Comment 12 Matt 2012-02-22 23:47:58 UTC
During the build of libvirt-0.9.10-1 from the fc17 source repo, the test for virsh-all hung.  It seems that dmidecode was the issue again - the build continued once I have terminated the dmidecode process.

Once the new RPM was installed - and once I had disabled TLS auth :) - the problem is solved.  Both virsh and virt-manager connect without issue.

P.S.
There was a sanlock=>0.8 dependency that I ignored for now as I don't have shared storage.

Comment 13 Dave Allan 2012-02-23 00:39:14 UTC
So now the question is, are the two patches Eric mentioned sufficient, or is there some other required commit?  Osier, I'm about to go offline for the day, would you mind spinning an F16 test build with just the two patches and see if it still fixes the problem?

Comment 14 Osier Yang 2012-02-23 01:48:22 UTC
(In reply to comment #13)
> So now the question is, are the two patches Eric mentioned sufficient, or is
> there some other required commit?  Osier, I'm about to go offline for the day,
> would you mind spinning an F16 test build with just the two patches and see if
> it still fixes the problem?

Let me do it.

Comment 15 Osier Yang 2012-02-23 09:52:47 UTC
(In reply to comment #14)
> (In reply to comment #13)
> > So now the question is, are the two patches Eric mentioned sufficient, or is
> > there some other required commit?  Osier, I'm about to go offline for the day,
> > would you mind spinning an F16 test build with just the two patches and see if
> > it still fixes the problem?
> 
> Let me do it.

Tested with installing VMware Workstation 8, and fc16 guest, the problem was resolved exactly with those two patches applied in the testing build.

Comment 18 Fedora Update System 2012-03-04 16:21:28 UTC
libvirt-0.9.6-5.fc16 has been submitted as an update for Fedora 16.
https://admin.fedoraproject.org/updates/libvirt-0.9.6-5.fc16

Comment 19 Fedora Update System 2012-03-06 19:33:55 UTC
Package libvirt-0.9.6-5.fc16:
* should fix your issue,
* was pushed to the Fedora 16 testing repository,
* should be available at your local mirror within two days.
Update it with:
# su -c 'yum update --enablerepo=updates-testing libvirt-0.9.6-5.fc16'
as soon as you are able to.
Please go to the following url:
https://admin.fedoraproject.org/updates/FEDORA-2012-3067/libvirt-0.9.6-5.fc16
then log in and leave karma (feedback).

Comment 20 Fedora Update System 2012-03-17 23:45:09 UTC
libvirt-0.9.6-5.fc16 has been pushed to the Fedora 16 stable repository.  If problems still persist, please make note of it in this bug report.

Comment 21 Garrett Ellis 2012-04-26 04:03:15 UTC
I apologize for the noise, devs.
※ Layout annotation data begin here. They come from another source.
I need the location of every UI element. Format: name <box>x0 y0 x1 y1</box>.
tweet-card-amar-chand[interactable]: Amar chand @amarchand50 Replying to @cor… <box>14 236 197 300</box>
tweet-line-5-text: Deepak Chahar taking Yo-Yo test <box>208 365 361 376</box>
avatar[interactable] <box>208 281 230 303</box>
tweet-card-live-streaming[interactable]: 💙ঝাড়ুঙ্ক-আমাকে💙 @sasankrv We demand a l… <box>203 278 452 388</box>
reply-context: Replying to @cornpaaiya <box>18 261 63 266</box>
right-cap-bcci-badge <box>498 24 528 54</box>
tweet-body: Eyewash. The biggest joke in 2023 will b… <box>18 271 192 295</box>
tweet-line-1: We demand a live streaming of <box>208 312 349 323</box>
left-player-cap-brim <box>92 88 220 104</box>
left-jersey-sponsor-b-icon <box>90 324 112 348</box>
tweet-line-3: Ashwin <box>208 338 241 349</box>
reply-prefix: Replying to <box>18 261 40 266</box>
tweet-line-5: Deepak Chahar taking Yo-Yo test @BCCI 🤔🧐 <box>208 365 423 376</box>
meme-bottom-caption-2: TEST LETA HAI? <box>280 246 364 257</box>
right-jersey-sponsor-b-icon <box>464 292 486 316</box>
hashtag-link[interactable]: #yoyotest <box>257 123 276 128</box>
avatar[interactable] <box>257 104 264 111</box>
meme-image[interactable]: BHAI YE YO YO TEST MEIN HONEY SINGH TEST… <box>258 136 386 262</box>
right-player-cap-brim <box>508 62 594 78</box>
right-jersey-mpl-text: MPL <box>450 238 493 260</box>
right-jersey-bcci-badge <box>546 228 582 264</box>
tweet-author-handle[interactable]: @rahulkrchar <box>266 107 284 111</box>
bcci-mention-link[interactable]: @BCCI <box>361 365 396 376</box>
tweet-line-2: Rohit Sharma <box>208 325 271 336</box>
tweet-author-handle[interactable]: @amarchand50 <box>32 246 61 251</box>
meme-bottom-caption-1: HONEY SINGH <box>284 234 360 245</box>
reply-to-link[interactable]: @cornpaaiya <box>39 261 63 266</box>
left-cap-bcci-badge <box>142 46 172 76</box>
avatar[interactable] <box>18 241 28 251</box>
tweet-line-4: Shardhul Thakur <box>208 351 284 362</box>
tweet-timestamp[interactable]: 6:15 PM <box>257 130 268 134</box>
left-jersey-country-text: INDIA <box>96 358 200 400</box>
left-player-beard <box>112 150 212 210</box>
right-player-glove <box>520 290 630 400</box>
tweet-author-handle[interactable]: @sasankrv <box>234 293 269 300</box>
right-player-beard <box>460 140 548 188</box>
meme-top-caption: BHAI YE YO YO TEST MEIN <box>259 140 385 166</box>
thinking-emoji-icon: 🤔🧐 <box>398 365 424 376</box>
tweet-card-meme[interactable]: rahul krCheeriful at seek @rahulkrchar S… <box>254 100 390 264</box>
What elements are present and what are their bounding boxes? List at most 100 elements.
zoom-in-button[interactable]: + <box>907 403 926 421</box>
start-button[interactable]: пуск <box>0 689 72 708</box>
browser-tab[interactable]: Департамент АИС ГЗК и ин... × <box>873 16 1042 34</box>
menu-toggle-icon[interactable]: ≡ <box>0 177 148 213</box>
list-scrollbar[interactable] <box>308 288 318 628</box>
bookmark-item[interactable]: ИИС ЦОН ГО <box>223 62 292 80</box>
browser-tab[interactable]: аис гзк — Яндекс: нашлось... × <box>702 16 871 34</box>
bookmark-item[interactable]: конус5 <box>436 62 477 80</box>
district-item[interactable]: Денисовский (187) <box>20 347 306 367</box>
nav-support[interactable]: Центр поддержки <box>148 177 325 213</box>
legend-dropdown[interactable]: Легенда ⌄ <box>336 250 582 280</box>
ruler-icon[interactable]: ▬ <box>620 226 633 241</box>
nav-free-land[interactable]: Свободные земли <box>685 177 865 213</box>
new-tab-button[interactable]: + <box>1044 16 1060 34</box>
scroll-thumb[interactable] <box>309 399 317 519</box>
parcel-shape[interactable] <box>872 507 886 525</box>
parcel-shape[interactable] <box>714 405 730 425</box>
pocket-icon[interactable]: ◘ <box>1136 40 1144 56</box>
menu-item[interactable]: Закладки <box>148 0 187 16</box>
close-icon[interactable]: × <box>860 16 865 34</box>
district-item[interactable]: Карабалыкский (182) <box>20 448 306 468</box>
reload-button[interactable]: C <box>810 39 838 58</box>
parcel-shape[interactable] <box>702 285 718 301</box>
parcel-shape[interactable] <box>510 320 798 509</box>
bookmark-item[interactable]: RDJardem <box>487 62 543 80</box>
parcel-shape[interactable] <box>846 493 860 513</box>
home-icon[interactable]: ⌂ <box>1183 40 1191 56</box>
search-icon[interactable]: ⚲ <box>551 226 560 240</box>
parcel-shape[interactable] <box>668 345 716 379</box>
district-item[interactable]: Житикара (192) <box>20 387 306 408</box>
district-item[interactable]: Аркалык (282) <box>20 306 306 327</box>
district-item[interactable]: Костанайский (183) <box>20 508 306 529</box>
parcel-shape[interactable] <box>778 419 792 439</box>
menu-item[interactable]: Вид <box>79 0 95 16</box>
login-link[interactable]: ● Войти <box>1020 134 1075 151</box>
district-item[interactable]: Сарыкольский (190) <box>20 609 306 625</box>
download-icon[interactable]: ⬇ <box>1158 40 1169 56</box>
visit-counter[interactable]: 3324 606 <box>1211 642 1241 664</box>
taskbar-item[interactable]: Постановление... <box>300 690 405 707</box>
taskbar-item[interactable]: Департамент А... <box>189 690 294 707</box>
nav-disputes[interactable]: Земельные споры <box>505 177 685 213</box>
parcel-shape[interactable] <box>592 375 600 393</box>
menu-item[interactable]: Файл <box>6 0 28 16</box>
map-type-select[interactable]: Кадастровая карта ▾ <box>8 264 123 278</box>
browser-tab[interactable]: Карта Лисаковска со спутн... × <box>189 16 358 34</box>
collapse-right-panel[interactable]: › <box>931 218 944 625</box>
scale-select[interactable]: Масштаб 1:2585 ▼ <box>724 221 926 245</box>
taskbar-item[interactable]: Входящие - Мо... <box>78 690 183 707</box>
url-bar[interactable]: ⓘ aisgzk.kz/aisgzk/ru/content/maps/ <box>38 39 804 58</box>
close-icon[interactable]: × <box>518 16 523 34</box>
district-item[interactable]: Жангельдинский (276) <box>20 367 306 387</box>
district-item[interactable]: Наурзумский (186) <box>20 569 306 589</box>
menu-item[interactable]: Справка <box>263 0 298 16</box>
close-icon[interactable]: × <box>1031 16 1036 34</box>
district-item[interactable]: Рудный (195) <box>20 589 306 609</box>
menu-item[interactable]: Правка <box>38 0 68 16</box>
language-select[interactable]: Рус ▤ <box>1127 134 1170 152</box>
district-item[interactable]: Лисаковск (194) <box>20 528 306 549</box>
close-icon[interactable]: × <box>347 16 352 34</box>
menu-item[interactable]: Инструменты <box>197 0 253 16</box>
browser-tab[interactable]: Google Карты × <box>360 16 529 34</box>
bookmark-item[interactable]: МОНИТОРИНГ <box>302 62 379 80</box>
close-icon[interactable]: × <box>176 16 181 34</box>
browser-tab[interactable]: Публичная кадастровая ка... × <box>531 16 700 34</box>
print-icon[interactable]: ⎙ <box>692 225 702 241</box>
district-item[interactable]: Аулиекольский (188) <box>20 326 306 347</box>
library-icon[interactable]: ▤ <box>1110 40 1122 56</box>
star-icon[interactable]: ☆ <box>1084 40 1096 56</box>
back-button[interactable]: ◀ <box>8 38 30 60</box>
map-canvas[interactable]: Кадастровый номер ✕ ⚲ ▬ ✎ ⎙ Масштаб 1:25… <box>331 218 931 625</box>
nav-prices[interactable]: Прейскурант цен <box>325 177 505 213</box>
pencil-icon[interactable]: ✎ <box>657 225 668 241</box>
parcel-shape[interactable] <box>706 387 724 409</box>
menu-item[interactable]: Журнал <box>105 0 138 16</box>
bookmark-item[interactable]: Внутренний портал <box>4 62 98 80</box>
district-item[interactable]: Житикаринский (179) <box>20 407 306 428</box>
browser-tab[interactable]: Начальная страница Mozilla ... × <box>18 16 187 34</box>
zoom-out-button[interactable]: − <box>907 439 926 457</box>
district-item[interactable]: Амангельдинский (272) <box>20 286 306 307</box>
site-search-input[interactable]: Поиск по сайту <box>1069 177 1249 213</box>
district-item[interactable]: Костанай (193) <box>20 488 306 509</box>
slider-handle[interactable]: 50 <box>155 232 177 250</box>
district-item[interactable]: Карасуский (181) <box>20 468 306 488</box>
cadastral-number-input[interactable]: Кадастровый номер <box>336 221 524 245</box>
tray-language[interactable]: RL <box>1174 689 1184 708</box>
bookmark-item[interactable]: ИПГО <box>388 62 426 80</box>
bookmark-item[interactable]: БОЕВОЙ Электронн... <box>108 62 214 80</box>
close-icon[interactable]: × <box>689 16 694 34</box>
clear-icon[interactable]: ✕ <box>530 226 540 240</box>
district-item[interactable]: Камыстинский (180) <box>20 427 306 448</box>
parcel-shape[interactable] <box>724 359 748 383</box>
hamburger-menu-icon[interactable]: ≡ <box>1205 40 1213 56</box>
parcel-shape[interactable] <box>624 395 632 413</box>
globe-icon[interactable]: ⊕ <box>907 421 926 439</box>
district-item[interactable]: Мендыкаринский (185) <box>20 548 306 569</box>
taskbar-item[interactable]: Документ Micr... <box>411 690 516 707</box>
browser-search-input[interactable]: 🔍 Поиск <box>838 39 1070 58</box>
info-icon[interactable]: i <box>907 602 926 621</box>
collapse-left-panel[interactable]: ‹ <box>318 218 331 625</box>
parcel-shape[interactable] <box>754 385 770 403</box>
I'm posting this to benefit those searching for RHEL solutions to this very problem. :)

This problem with libvirt exists in RHEL 6.2, and I stumbled upon it while preparing for RHCSA/RHCE recertification. My study environment consists of VMWare Workstation 8.0.2-591240 and RHEL 6.2. 

This is fixed in RHEL 6.3 beta as of 2012/04/25.